Everybody knows the old adage about the wheels of justice grinding slowly. In the case of the Memphis City Schools Transportation Division -- rumors concerning were examined in this space two weeks ago -- they have begun to grind more quickly.
School board member Wanda Halbert had asked publicly for a staff meeting to discuss "problems" in the division but had been somewhat less than forthcoming about the identity of these problems. Various board colleagues, as well as Superintendent Johnnie B. Watson, were put out by her vagueness. So, we confess, were we. It's not enough to hint darkly that something is rotten in Denmark. It's helpful to know just where and from whose backyard the smell is coming. Otherwise, as we noted, what you might end up with is more innuendo than information.

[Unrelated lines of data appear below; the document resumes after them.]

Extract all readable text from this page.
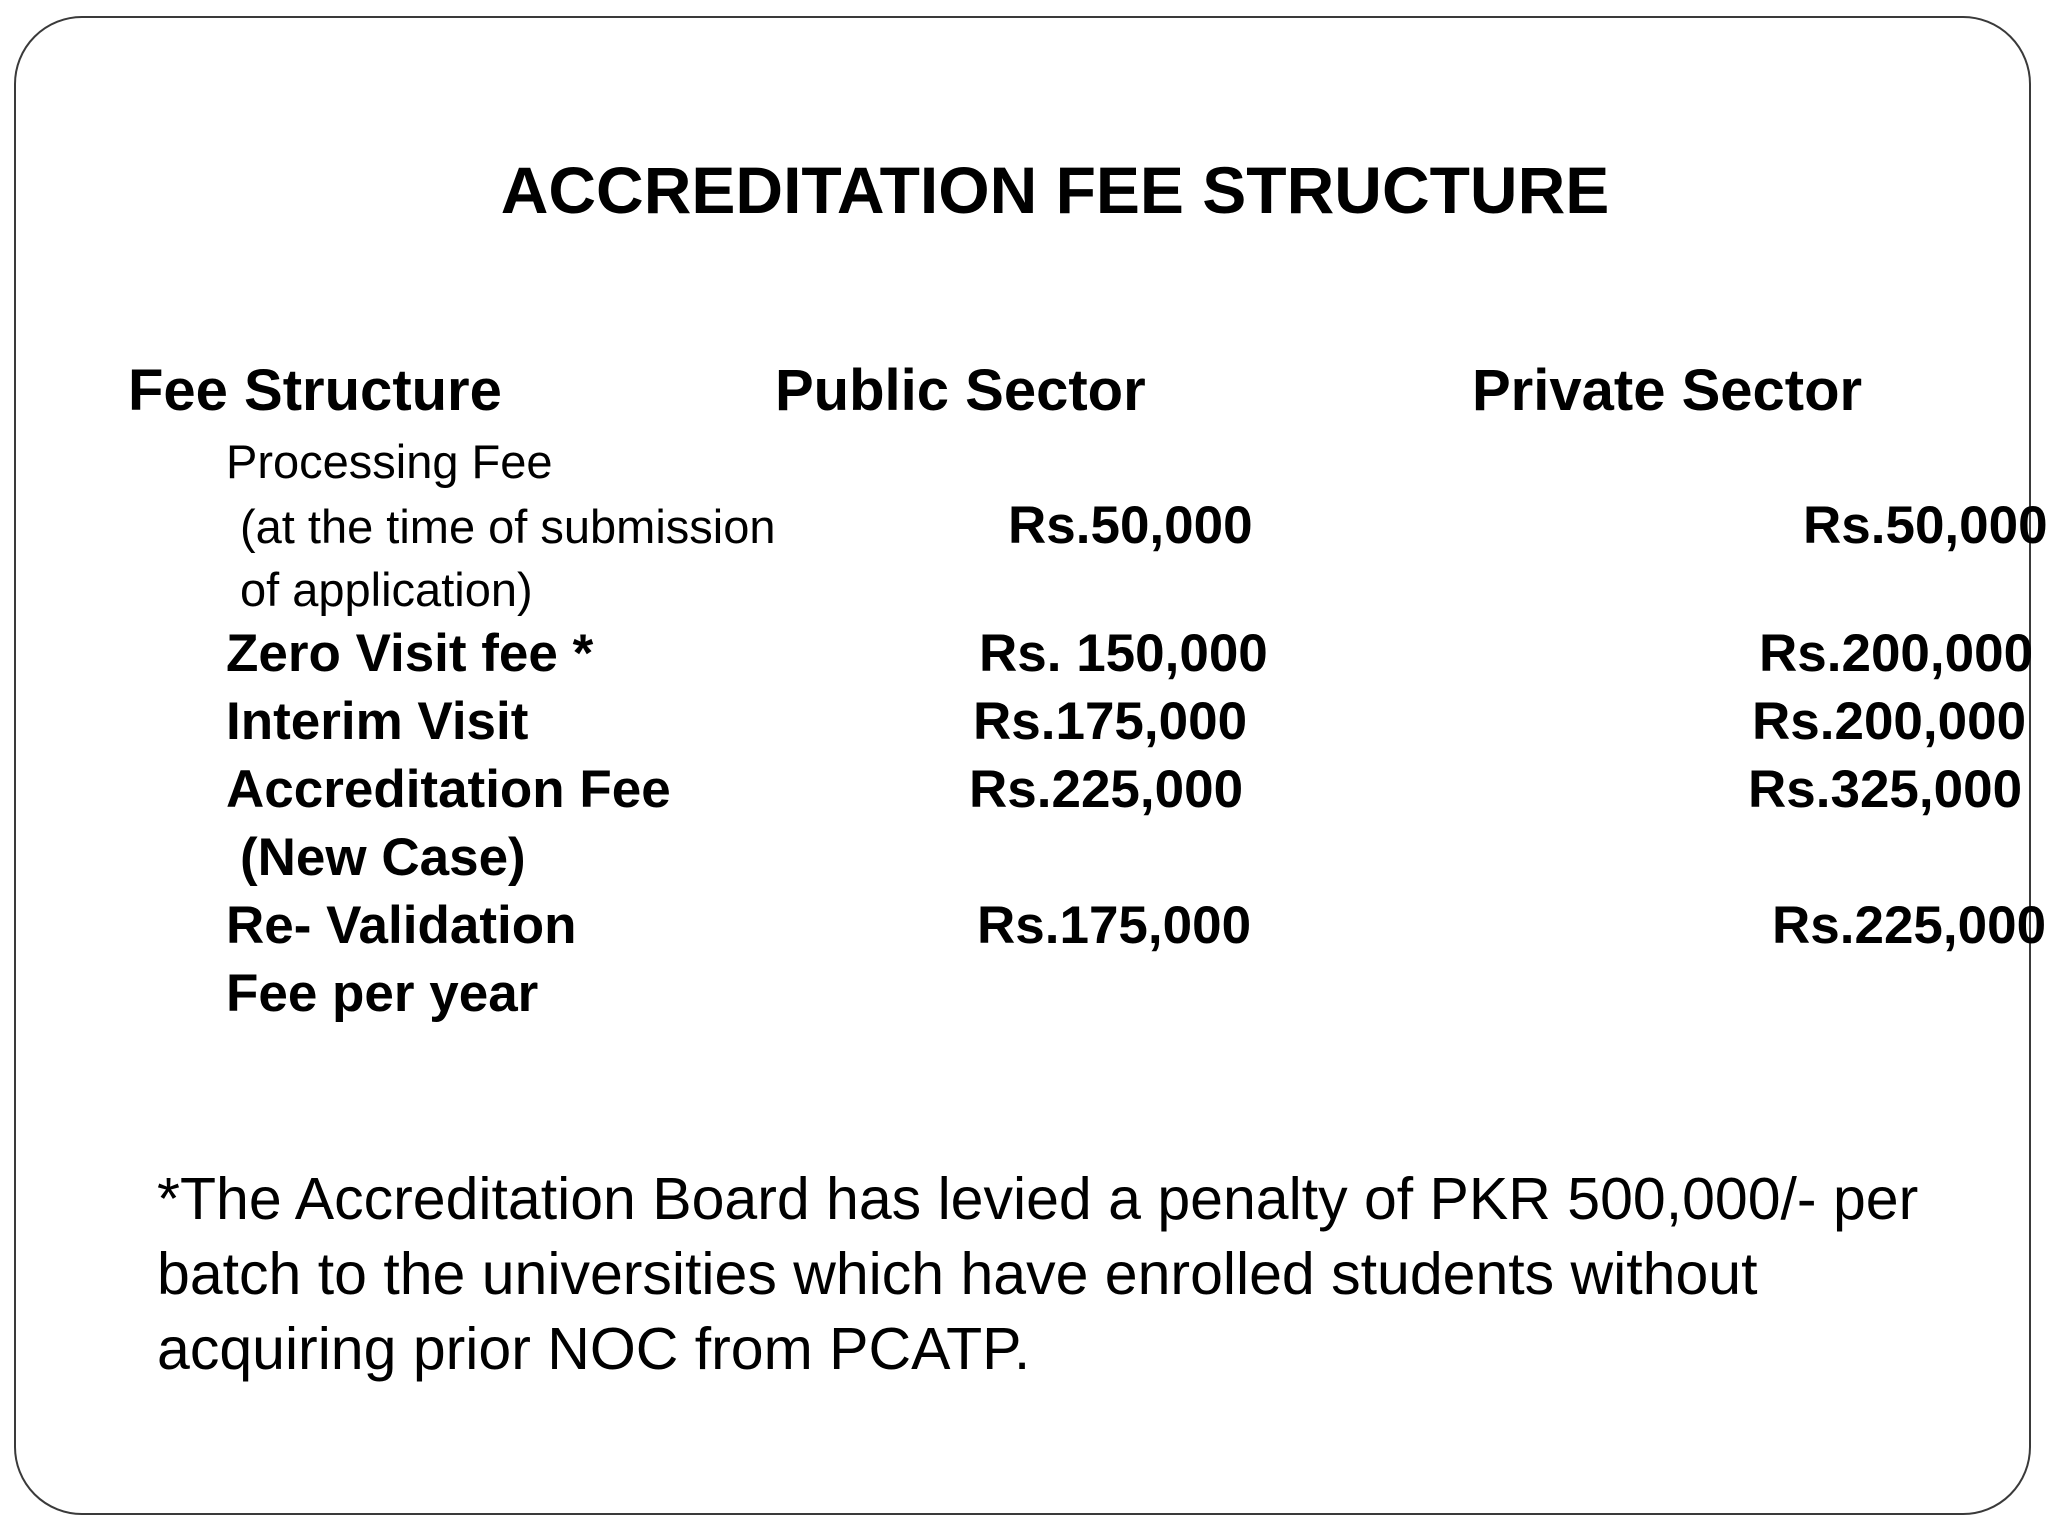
ACCREDITATION FEE STRUCTURE
Fee Structure	Public Sector	Private Sector
Processing Fee
(at the time of submission
of application)
Rs.50,000	Rs.50,000
Zero Visit fee *	Rs. 150,000	Rs.200,000
Interim Visit	Rs.175,000	Rs.200,000
Accreditation Fee
(New Case)
Rs.225,000	Rs.325,000
Re- Validation
Fee per year
Rs.175,000	Rs.225,000
*The Accreditation Board has levied a penalty of PKR 500,000/- per batch to the universities which have enrolled students without acquiring prior NOC from PCATP.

The Flyer's Mary Cashiola has been looking into things and has amassed a good deal of detail about the situation (City Reporter, page 6). It will repay a reader to take the time to read Cashiola's story carefully. As is so often the case when something may be amiss in the conduct of public business, the complexities involved may be off-putting. To provide historical context, this is why a very real conflict-of-interest problem involving then-President Richard Nixon and the communications monolith ITT failed to make an impression on the public in 1971, despite months of dutiful attempts to explain it on the part of newspapers and other periodicals. A year later came Watergate, however, and the end was near. Anybody could comprehend what bugging and burglary were all about.

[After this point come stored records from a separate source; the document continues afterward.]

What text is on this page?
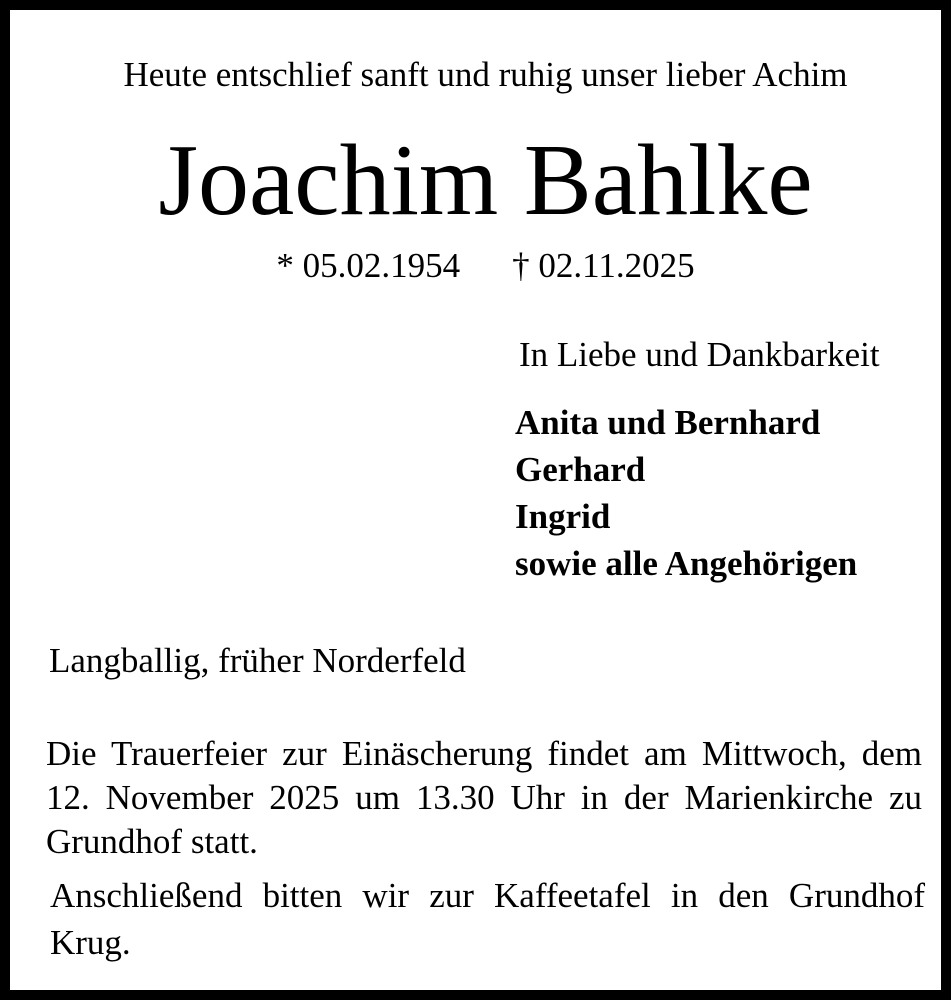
Heute entschlief sanft und ruhig unser lieber Achim
Joachim Bahlke
* 05.02.1954 † 02.11.2025
In Liebe und Dankbarkeit
Anita und Bernhard
Gerhard
Ingrid
sowie alle Angehörigen
Langballig, früher Norderfeld
Die Trauerfeier zur Einäscherung findet am Mittwoch, dem 12. November 2025 um 13.30 Uhr in der Marienkirche zu Grundhof statt.
Anschließend bitten wir zur Kaffeetafel in den Grundhof Krug.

More recently, Republican foes of former President Clinton flailed away at arcane real estate issues for years without getting anywhere. It took a sex scandal for them to get their man before the bar of justice. Both the end and the means of doing so were dubious, to say the least, but that's another issue.

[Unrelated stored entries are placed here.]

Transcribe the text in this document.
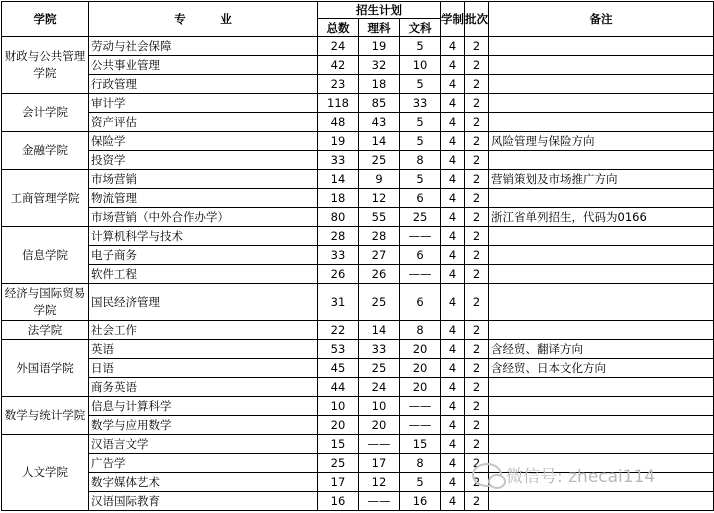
学院	专　　　业	招生计划			学制	批次	备注
		总数	理科	文科			
财政与公共管理学院	劳动与社会保障	24	19	5	4	2	
	公共事业管理	42	32	10	4	2	
	行政管理	23	18	5	4	2	
会计学院	审计学	118	85	33	4	2	
	资产评估	48	43	5	4	2	
金融学院	保险学	19	14	5	4	2	风险管理与保险方向
	投资学	33	25	8	4	2	
工商管理学院	市场营销	14	9	5	4	2	营销策划及市场推广方向
	物流管理	18	12	6	4	2	
	市场营销（中外合作办学）	80	55	25	4	2	浙江省单列招生，代码为0166
信息学院	计算机科学与技术	28	28	——	4	2	
	电子商务	33	27	6	4	2	
	软件工程	26	26	——	4	2	
经济与国际贸易学院	国民经济管理	31	25	6	4	2	
法学院	社会工作	22	14	8	4	2	
外国语学院	英语	53	33	20	4	2	含经贸、翻译方向
	日语	45	25	20	4	2	含经贸、日本文化方向
	商务英语	44	24	20	4	2	
数学与统计学院	信息与计算科学	10	10	——	4	2	
	数学与应用数学	20	20	——	4	2	
人文学院	汉语言文学	15	——	15	4	2	
	广告学	25	17	8	4	2	
	数字媒体艺术	17	12	5	4	2	
	汉语国际教育	16	——	16	4	2	
微信号: zhecai114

The questions now being raised about the school system's transportation system are, indeed, complicated, and they may lead to more questions rather than quick and immediate answers. But the allegations cover a wide variety of possible misdeeds: overbilling, poor (and even dangerous) bus procedures, violation of federal mandates, and collusion between private interests and present or former school-system personnel.
To his credit, Watson has acted on the information which has surfaced, directing the school system's internal-affairs department to make a "comprehensive audit/investigation" of the transportation division covering the period from April 2000 to the present. Even more notably, he has asked that evidence of "unlawful" activity be forwarded directly to law-enforcement authorities.
We hope this is not just a pro forma gesture which will ritualize the problem out of existence. We trust that the superintendent means for the inquiry to go forward seriously. We know not where the journey leads, but the vehicle of investigation is under way, and that, as they say, is exceedingly fine.